As a professor with your university, I would bring an intimate understanding of all physical processes which I could then impart to the students. Furthermore, I work well with others, and I am experienced in project management. I was, after all, in charge of building new cities for pharaoh, Seti II. I also have the ability to smite others if I am forced to in order to make a point which includes, but is not limited to, bringing down plagues of flies, frogs, boils, and bloody water, to name but a few. This is a skill that would be particularly useful in the rare cases of obstreperous students or in isolated cases of cheating.

My enclosed vita only highlights my skills and experience. I would be glad to meet with you and discuss my qualifications in more detail at your convenience. I look forward to hearing from you.




It would not be unreasonable to expect that the above letter would generate the following response:

Mount HolyOak College of the Hills
Dr. Krishna Karungulapoartharsarthy
The Science Building
Holyoak, TN 23487
February 20, 1995

General Delivery

Dear Moses,

I was quite interested to receive your recent letter of application. I have attempted to contact you via the 800 number you listed but the line is consistently busy. I hope this has nothing to do with the fact that I am a Muslim. At any rate, the physics department would like to invite you to Holyoak for an interview on the Monday, the 6th of March. I understand that you are likely to be quite busy on the 5th (Easter) so if your travel plans necessitate it, we can reschedule for Tuesday.
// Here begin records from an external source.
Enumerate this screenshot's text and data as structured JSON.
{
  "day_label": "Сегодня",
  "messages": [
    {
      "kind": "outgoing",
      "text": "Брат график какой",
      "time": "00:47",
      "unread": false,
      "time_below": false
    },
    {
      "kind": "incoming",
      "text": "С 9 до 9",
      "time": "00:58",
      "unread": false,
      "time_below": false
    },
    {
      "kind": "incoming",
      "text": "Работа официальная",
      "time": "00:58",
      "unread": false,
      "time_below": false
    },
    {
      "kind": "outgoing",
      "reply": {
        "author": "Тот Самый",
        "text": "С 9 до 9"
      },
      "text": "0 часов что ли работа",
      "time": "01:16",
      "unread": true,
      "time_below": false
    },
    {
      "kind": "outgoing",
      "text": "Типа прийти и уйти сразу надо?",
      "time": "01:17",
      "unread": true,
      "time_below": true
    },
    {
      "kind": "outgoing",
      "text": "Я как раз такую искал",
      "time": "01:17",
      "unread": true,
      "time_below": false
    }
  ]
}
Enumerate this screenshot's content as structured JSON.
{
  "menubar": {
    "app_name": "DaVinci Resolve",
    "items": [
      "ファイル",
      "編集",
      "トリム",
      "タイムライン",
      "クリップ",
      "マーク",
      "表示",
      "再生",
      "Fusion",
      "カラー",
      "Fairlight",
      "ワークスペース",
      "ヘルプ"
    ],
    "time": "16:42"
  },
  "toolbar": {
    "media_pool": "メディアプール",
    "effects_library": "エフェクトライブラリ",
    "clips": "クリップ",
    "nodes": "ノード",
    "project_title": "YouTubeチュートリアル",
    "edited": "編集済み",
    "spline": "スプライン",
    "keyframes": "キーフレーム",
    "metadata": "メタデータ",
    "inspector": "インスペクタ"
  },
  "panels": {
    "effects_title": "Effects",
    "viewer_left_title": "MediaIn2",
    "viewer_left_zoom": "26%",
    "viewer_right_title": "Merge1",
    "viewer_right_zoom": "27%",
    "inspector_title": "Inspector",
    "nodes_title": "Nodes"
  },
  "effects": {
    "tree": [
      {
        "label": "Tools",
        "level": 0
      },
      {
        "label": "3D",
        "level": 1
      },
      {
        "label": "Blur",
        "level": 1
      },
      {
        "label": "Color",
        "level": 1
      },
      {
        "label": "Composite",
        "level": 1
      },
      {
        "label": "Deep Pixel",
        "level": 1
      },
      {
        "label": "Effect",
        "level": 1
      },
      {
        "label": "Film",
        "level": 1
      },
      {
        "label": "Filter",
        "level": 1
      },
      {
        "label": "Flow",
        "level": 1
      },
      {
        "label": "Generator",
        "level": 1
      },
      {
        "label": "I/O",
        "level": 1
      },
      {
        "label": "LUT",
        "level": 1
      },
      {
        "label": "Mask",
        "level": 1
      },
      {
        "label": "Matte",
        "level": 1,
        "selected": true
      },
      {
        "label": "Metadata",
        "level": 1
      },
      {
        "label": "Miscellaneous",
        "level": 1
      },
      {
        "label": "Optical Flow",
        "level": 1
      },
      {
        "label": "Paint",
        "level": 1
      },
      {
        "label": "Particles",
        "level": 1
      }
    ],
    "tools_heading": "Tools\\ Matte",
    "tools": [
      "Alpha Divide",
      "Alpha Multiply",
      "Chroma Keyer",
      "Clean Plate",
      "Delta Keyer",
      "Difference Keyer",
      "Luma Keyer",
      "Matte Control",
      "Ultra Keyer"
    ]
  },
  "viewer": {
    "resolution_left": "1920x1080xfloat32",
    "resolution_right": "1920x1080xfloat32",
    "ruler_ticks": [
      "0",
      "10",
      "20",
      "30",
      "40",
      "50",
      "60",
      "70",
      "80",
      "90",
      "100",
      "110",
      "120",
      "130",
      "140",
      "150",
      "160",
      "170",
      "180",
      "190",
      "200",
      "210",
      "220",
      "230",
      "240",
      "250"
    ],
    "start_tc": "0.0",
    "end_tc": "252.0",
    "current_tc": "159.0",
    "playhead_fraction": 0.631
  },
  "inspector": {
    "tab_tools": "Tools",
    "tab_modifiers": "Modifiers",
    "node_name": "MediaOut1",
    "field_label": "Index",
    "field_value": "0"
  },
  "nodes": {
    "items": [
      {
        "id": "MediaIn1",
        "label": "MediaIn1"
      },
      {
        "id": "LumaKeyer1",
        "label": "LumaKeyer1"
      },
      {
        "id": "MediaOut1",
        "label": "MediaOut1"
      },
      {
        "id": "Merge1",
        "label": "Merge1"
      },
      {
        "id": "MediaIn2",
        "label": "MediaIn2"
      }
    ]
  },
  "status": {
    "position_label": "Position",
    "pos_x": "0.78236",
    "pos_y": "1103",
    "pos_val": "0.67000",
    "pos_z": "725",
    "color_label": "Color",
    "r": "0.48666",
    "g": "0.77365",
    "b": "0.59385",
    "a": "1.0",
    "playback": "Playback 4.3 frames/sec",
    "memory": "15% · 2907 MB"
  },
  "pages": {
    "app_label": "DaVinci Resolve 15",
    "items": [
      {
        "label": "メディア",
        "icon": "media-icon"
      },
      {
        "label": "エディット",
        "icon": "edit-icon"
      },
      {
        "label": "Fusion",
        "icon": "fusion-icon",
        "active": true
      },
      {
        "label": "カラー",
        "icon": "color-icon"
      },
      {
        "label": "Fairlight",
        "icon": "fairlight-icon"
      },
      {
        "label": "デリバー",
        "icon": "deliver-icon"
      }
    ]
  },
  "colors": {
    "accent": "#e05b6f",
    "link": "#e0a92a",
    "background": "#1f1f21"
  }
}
If there is a compelling reason to, we can also re-schedule for after Easter but most of us are off on spring break then so it might be difficult to arrange for everyone on the selection committee to be there.

Your qualifications seem to be quite good but the committee is understandably concerned about your lack of recent teaching experience as well as your apparent lack of an advanced degree. Indeed, we can find no evidence of any formal education at all so you might want to be prepared to defend your qualifications on this point. In addition, the dean wishes to speak with you personally about your philosophy of physics education as it applies to non-science majors. The dean is sensitive to the matter of education for all students, not only the gifted, so he will wish to discuss the matter and conditions of your smiting procedures to assess its possible impact on our renovation budget (which is quite limited), our public image, and our insurance coverage.

We will schedule a guest lecture for you to give to our physics for non-science majors class as well as a seminar in the afternoon to be given to the entire department including students. The subject is open to your preference but the science department would be particularly interested in a demonstration of sea-parting (perhaps the fountains in front of the administration building will suffice) or, if you prefer, a demonstration of your smiting abilities. I look forward to hearing from you; if I don’t, we will see you on the 6th! Although it hardly seems necessary, we can discuss reimbursement for you air travel expenses at that time.


Dr. “K”
Professor of Physics


You can see why I sometimes wonder how anybody ever gets a teaching position and how the selection committees actually ever make their decisions. Visions of flipping coins come to mind.

So, that’s why I’m here. Because it is, ironically, both easier and much better paying than any other alternative. The rocket science in California was a lot more fun but pretty unstable. One bad vibe from the secretary of defense and thousands of people could hit the streets. I got tired of that.

I do occasionally miss California though. Usually during the tornado and mosquito season.